Friday, July 13, 2012

Rate method net of tax debt and flat value added rates simplified calculation


To simplify the tax calculation, reporting institutions with an annual turnover not exceeding CHF 5.02 million and a tax liability (or tax owed) of up to CHF 109'000. - Per year can use the interest method debt net tax (state 2011).

The rate of net tax liability (SOIC) are rates by industry that dramatically simplify how to count with the AFC as the amounts of input tax not need to be determined and that the administrative operations related to accounting VAT and counts are facilitated.

Instead of sending statements every three months, the method of balance tax allows for the accounts twice a year. To customers, the person subject continues to charge against the usual rates of value added tax (not the TDFN).

The TDFN are used as multipliers, that is to say that the total of all taxable sales, including VAT, is reported and multiplied by the TDFN to get the amount of VAT due.
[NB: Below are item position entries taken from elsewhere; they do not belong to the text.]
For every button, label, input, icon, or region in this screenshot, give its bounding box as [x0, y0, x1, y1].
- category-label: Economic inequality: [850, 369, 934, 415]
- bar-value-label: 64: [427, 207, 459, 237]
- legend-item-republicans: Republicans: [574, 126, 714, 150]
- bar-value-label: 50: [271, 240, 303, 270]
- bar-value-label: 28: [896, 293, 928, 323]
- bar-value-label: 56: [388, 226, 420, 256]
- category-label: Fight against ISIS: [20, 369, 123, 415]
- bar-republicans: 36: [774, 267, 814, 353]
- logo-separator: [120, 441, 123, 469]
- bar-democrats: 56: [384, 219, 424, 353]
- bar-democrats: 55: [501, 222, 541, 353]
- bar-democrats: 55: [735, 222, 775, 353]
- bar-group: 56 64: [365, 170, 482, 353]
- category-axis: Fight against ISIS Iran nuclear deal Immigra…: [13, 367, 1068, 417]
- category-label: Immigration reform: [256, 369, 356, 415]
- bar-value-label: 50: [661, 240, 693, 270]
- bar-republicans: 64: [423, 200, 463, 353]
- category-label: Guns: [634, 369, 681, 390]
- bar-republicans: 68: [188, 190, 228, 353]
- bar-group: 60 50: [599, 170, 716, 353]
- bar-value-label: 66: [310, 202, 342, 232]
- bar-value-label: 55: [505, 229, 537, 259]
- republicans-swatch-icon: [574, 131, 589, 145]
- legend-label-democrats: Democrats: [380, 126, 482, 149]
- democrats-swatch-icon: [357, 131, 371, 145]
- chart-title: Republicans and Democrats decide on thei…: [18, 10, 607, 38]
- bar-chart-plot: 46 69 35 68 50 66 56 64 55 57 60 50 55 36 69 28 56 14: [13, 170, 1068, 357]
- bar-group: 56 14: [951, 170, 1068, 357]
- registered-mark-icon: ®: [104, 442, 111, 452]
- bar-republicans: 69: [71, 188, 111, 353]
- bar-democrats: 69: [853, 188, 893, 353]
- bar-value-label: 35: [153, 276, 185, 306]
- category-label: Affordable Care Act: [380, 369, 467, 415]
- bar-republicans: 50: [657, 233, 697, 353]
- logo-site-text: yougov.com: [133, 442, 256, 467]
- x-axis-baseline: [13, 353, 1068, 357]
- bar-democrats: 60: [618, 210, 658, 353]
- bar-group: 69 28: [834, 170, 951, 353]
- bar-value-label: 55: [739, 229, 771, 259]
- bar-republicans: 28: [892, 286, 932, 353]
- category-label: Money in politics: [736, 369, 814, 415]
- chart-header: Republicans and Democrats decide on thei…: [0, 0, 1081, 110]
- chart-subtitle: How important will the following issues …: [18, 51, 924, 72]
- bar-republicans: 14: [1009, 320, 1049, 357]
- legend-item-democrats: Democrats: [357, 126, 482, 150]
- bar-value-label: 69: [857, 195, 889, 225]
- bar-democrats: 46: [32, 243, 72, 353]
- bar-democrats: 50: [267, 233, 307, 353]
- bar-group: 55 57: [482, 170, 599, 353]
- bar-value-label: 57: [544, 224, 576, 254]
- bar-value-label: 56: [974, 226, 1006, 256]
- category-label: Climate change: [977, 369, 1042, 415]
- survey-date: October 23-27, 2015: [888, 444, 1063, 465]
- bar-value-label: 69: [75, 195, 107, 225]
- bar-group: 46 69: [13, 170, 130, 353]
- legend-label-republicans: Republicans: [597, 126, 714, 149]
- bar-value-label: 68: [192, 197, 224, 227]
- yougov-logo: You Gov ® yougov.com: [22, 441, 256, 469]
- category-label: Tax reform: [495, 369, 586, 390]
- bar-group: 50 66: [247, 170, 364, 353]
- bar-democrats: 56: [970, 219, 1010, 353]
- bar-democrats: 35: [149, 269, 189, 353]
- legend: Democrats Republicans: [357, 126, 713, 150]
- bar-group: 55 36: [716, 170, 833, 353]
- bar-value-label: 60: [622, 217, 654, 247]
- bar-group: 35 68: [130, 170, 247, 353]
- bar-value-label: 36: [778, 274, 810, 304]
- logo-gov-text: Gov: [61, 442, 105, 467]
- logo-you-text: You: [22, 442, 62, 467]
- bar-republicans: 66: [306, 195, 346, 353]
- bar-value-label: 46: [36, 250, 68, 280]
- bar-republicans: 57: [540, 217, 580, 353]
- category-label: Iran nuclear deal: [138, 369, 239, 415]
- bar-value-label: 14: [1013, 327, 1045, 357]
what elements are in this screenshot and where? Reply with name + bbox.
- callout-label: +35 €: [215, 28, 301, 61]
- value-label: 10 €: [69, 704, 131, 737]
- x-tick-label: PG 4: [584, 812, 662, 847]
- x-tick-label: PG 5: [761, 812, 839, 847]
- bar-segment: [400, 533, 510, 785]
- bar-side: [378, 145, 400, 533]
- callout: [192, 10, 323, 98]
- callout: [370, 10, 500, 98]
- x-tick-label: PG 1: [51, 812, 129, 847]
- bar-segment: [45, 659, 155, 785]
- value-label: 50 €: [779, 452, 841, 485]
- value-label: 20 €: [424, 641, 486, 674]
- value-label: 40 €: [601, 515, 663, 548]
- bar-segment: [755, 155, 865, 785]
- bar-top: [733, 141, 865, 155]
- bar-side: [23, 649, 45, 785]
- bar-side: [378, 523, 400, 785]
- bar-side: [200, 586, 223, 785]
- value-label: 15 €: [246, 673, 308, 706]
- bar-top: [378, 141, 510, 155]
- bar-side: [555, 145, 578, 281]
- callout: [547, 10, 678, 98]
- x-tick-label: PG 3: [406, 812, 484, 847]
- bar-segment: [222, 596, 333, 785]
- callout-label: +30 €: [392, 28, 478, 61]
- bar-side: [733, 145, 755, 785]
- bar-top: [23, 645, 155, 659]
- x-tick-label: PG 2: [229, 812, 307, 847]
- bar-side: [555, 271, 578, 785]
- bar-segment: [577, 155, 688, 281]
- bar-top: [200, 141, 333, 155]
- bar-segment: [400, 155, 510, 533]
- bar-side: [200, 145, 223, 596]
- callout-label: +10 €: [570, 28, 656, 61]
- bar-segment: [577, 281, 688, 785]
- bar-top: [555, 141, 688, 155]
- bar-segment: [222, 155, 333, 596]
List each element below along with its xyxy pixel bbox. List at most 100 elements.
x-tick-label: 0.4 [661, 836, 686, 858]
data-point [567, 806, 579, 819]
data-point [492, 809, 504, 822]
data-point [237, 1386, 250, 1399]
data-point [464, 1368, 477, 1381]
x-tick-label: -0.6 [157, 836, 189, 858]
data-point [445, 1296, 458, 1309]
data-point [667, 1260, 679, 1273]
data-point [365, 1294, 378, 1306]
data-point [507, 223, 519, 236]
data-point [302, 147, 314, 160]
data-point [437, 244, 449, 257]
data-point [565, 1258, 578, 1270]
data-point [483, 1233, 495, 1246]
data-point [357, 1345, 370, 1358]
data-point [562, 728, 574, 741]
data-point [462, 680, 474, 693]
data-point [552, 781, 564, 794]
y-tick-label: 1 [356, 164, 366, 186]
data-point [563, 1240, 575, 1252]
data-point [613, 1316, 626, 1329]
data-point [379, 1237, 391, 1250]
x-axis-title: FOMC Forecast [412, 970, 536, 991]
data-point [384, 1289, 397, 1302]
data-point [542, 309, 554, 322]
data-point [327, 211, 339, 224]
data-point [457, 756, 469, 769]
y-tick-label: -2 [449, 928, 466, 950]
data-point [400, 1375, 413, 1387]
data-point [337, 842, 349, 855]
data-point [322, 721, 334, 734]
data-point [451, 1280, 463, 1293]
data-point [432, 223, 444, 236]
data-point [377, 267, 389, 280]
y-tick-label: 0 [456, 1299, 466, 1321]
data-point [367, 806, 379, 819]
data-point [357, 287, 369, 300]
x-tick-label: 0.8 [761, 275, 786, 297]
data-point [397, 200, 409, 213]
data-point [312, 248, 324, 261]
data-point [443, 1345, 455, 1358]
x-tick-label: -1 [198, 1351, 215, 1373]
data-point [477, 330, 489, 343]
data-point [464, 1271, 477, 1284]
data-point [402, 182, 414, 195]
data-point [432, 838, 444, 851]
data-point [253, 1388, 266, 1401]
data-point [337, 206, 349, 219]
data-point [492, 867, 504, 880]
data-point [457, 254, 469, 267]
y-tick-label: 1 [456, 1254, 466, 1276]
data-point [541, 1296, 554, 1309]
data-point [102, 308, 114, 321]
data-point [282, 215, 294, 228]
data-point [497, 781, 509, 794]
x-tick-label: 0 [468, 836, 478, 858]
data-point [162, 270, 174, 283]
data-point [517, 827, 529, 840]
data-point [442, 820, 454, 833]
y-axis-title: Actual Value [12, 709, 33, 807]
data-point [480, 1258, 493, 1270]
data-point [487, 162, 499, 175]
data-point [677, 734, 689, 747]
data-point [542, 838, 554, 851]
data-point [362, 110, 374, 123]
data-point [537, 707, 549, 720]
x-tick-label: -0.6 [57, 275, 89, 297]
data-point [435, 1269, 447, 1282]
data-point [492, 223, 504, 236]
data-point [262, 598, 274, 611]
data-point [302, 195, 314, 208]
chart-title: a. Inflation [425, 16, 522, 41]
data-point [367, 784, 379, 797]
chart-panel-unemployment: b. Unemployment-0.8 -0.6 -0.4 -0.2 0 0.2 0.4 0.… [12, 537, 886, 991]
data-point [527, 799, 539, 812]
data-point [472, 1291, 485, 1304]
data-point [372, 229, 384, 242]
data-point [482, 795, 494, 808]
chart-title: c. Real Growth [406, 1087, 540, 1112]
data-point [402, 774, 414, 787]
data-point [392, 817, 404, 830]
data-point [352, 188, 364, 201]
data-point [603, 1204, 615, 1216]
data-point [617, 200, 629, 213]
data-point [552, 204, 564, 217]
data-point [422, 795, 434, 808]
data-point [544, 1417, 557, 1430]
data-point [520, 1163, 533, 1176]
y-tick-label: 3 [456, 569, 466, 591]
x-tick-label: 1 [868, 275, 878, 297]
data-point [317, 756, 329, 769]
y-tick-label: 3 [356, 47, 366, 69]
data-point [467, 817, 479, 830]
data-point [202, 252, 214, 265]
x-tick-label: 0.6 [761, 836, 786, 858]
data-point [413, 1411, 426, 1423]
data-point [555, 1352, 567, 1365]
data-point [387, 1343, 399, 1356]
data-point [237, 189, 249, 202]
The packages vary dramatically from 0.1% for farriers eg (value-added raw materials they buy is obviously very low) and 6.7% for temp agencies or offices translation. Currently there are 10 levels of this type.

Nearly a third of all Swiss SMEs use the simplified method of TDFN. The companies that have chosen the method of TDFN must stick for at least 1 year. Then it is possible to return to the counting method effective, it must then be retained for at least three years before returning to the method of TDFN.

Besides the method of TDFN, there are also, to count the VAT, the method of flat rates (TaF). This is for local authorities and affiliated areas such as schools and private hospitals, public transport companies, etc.., As well as associations and foundations. Unlike the method of TDFN, there is no limit of turnover tax or debt, besides the income must be reported quarterly. The values ​​of the lump-sum tax TDFN and TaF are equal.